Case ID: f-appx_228/html/0505-01.html
Source: Caselaw Access Project
Author: {"author": "PER CURIAM: \n    ", "license": "Public Domain", "url": "https://static.case.law/"}
Date Created: 2024-08-24T03:29:51.129683

Sonja SENTER, Plaintiff-Appellant, v. CINGULAR WIRELESS, LLC, and Renee Hughes, Defendants-Appellees.
    No. 06-60504.
    United States Court of Appeals, Fifth Circuit.
    May 21, 2007.
    Jim D. Waide, III, Waide & Associates, Tupelo, MS, for Plaintiff-Appellant.

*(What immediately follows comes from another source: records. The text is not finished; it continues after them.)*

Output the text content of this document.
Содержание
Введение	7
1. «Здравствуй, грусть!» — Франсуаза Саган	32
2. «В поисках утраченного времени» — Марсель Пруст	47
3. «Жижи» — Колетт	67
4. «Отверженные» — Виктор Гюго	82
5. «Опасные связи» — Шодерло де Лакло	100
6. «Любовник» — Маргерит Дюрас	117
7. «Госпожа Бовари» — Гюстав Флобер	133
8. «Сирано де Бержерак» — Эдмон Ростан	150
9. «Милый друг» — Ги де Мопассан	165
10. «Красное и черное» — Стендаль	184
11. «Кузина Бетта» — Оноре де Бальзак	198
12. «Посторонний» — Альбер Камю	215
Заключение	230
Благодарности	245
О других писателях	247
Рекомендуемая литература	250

    Jennifer A. Harris, Baker Donelson Bearman Caldwell & Berkowitz, Emma Mildred Newman, Centreville, MS, for Defendants-Appellees.
    
      Before REAYLEY, GARZA, and DENNIS, Circuit Judges.
   PER CURIAM:

Plaintiff-appellant Sonja Senter (“Senter”) appeals the district court’s denial of her motion to remand and the dismissal of her suit. We review de novo and affirm for the following reasons:

1. Senter has no viable cause of action against defendant-appellee Renee Hughes (“Hughes”). Hughes merely recommended Senter’s discharge, which is no tort.

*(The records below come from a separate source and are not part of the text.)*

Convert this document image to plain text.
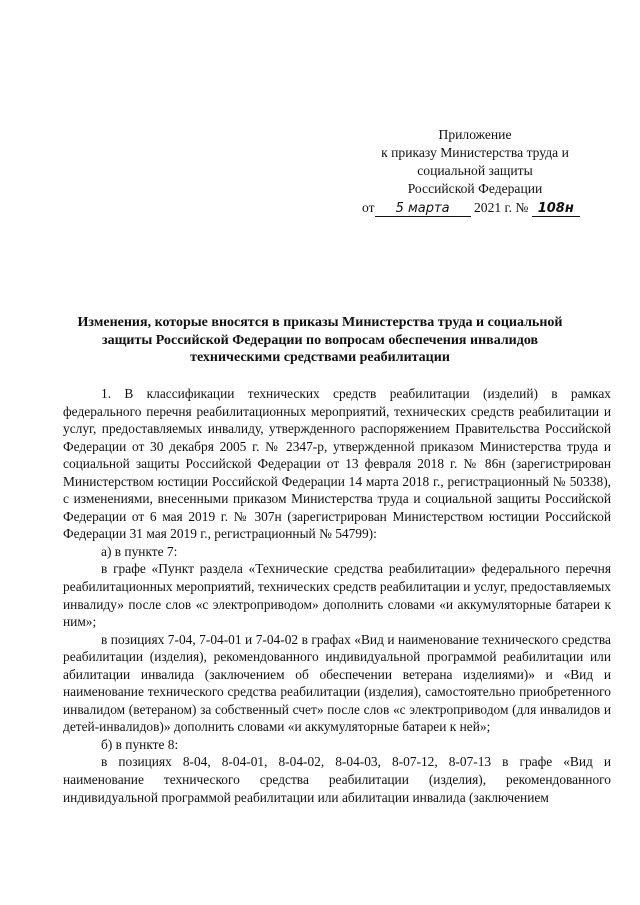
Приложение
к приказу Министерства труда и
социальной защиты
Российской Федерации
от 5 марта 2021 г. № 108н
Изменения, которые вносятся в приказы Министерства труда и социальной защиты Российской Федерации по вопросам обеспечения инвалидов техническими средствами реабилитации

1. В классификации технических средств реабилитации (изделий) в рамках федерального перечня реабилитационных мероприятий, технических средств реабилитации и услуг, предоставляемых инвалиду, утвержденного распоряжением Правительства Российской Федерации от 30 декабря 2005 г. № 2347-р, утвержденной приказом Министерства труда и социальной защиты Российской Федерации от 13 февраля 2018 г. № 86н (зарегистрирован Министерством юстиции Российской Федерации 14 марта 2018 г., регистрационный № 50338), с изменениями, внесенными приказом Министерства труда и социальной защиты Российской Федерации от 6 мая 2019 г. № 307н (зарегистрирован Министерством юстиции Российской Федерации 31 мая 2019 г., регистрационный № 54799):

а) в пункте 7:

в графе «Пункт раздела «Технические средства реабилитации» федерального перечня реабилитационных мероприятий, технических средств реабилитации и услуг, предоставляемых инвалиду» после слов «с электроприводом» дополнить словами «и аккумуляторные батареи к ним»;

в позициях 7-04, 7-04-01 и 7-04-02 в графах «Вид и наименование технического средства реабилитации (изделия), рекомендованного индивидуальной программой реабилитации или абилитации инвалида (заключением об обеспечении ветерана изделиями)» и «Вид и наименование технического средства реабилитации (изделия), самостоятельно приобретенного инвалидом (ветераном) за собственный счет» после слов «с электроприводом (для инвалидов и детей-инвалидов)» дополнить словами «и аккумуляторные батареи к ней»;

б) в пункте 8:

в позициях 8-04, 8-04-01, 8-04-02, 8-04-03, 8-07-12, 8-07-13 в графе «Вид и наименование технического средства реабилитации (изделия), рекомендованного индивидуальной программой реабилитации или абилитации инвалида (заключением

2. In her complaint, Senter neither alleged malicious interference with contract nor raised facts that would support such an allegation, and thus the district court properly disregarded Senter’s argument on this issue.

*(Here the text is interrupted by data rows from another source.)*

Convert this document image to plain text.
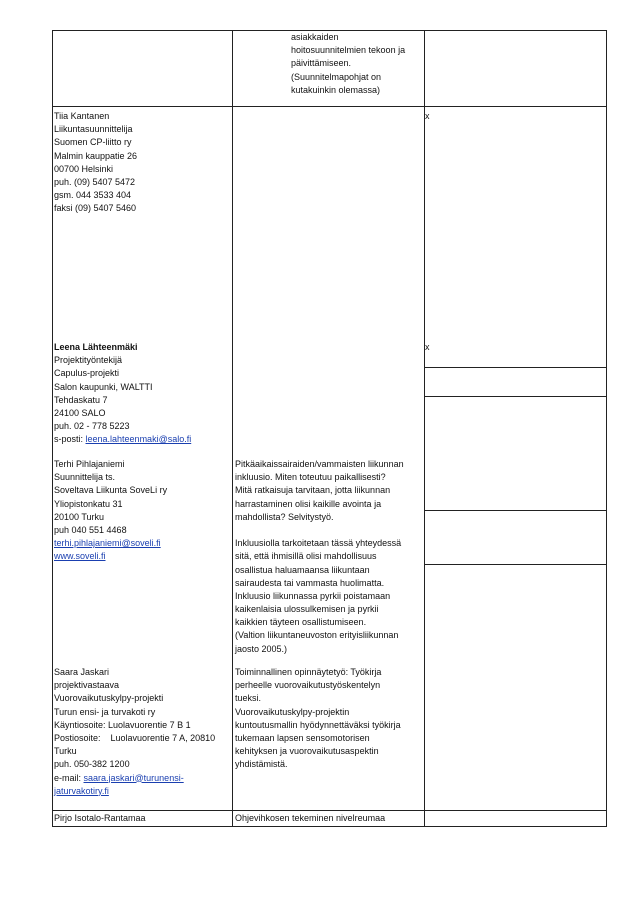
asiakkaiden
hoitosuunnitelmien tekoon ja
päivittämiseen.
(Suunnitelmapohjat on
kutakuinkin olemassa)
Tiia Kantanen
Liikuntasuunnittelija
Suomen CP-liitto ry
Malmin kauppatie 26
00700 Helsinki
puh. (09) 5407 5472
gsm. 044 3533 404
faksi (09) 5407 5460
x
Leena Lähteenmäki
Projektityöntekijä
Capulus-projekti
Salon kaupunki, WALTTI
Tehdaskatu 7
24100 SALO
puh. 02 - 778 5223
s-posti: leena.lahteenmaki@salo.fi
x
Terhi Pihlajaniemi
Suunnittelija ts.
Soveltava Liikunta SoveLi ry
Yliopistonkatu 31
20100 Turku
puh 040 551 4468
terhi.pihlajaniemi@soveli.fi
www.soveli.fi
Pitkäaikaissairaiden/vammaisten liikunnan
inkluusio. Miten toteutuu paikallisesti?
Mitä ratkaisuja tarvitaan, jotta liikunnan
harrastaminen olisi kaikille avointa ja
mahdollista? Selvitystyö.
Inkluusiolla tarkoitetaan tässä yhteydessä
sitä, että ihmisillä olisi mahdollisuus
osallistua haluamaansa liikuntaan
sairaudesta tai vammasta huolimatta.
Inkluusio liikunnassa pyrkii poistamaan
kaikenlaisia ulossulkemisen ja pyrkii
kaikkien täyteen osallistumiseen.
(Valtion liikuntaneuvoston erityisliikunnan
jaosto 2005.)
Saara Jaskari
projektivastaava
Vuorovaikutuskylpy-projekti
Turun ensi- ja turvakoti ry
Käyntiosoite: Luolavuorentie 7 B 1
Postiosoite:    Luolavuorentie 7 A, 20810
Turku
puh. 050-382 1200
e-mail: saara.jaskari@turunensi-
jaturvakotiry.fi
Toiminnallinen opinnäytetyö: Työkirja
perheelle vuorovaikutustyöskentelyn
tueksi.
Vuorovaikutuskylpy-projektin
kuntoutusmallin hyödynnettäväksi työkirja
tukemaan lapsen sensomotorisen
kehityksen ja vuorovaikutusaspektin
yhdistämistä.
Pirjo Isotalo-Rantamaa	Ohjevihkosen tekeminen nivelreumaa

3. Finally, Senter does not state a McAm claim against defendant-appellee Cingular Wireless, LLC. In McAm, the Mississippi Supreme Court created a “narrow” public policy exception to the employment at will doctrine, holding that employers may not terminate their employees for (1) refusing to participate in an illegal act; or (2) “reporting illegal acts of his employer to the employer or anyone else.... ” McArn v. Allied Bruce-Terminix Co., Inc., 626 So.2d 603, 607 (Miss.1993). The McAm exception applies only when employees report the illegal acts of the employer. See, e.g., id.; Willard v. Paracelcus [Paracelsus] Health Care Corp., 681 So.2d 539, 542 (Miss.1996). Because Senter does not allege that she was discharged for reporting the illegal acts of her employer, her claim fails.

AFFIRMED. 
      
       Pursuant to 5th Cir. R. 47.5, the Court has determined that this opinion should not be published and is not precedent except under the limited circumstances set forth in 5th Cir. R. 47.5.4.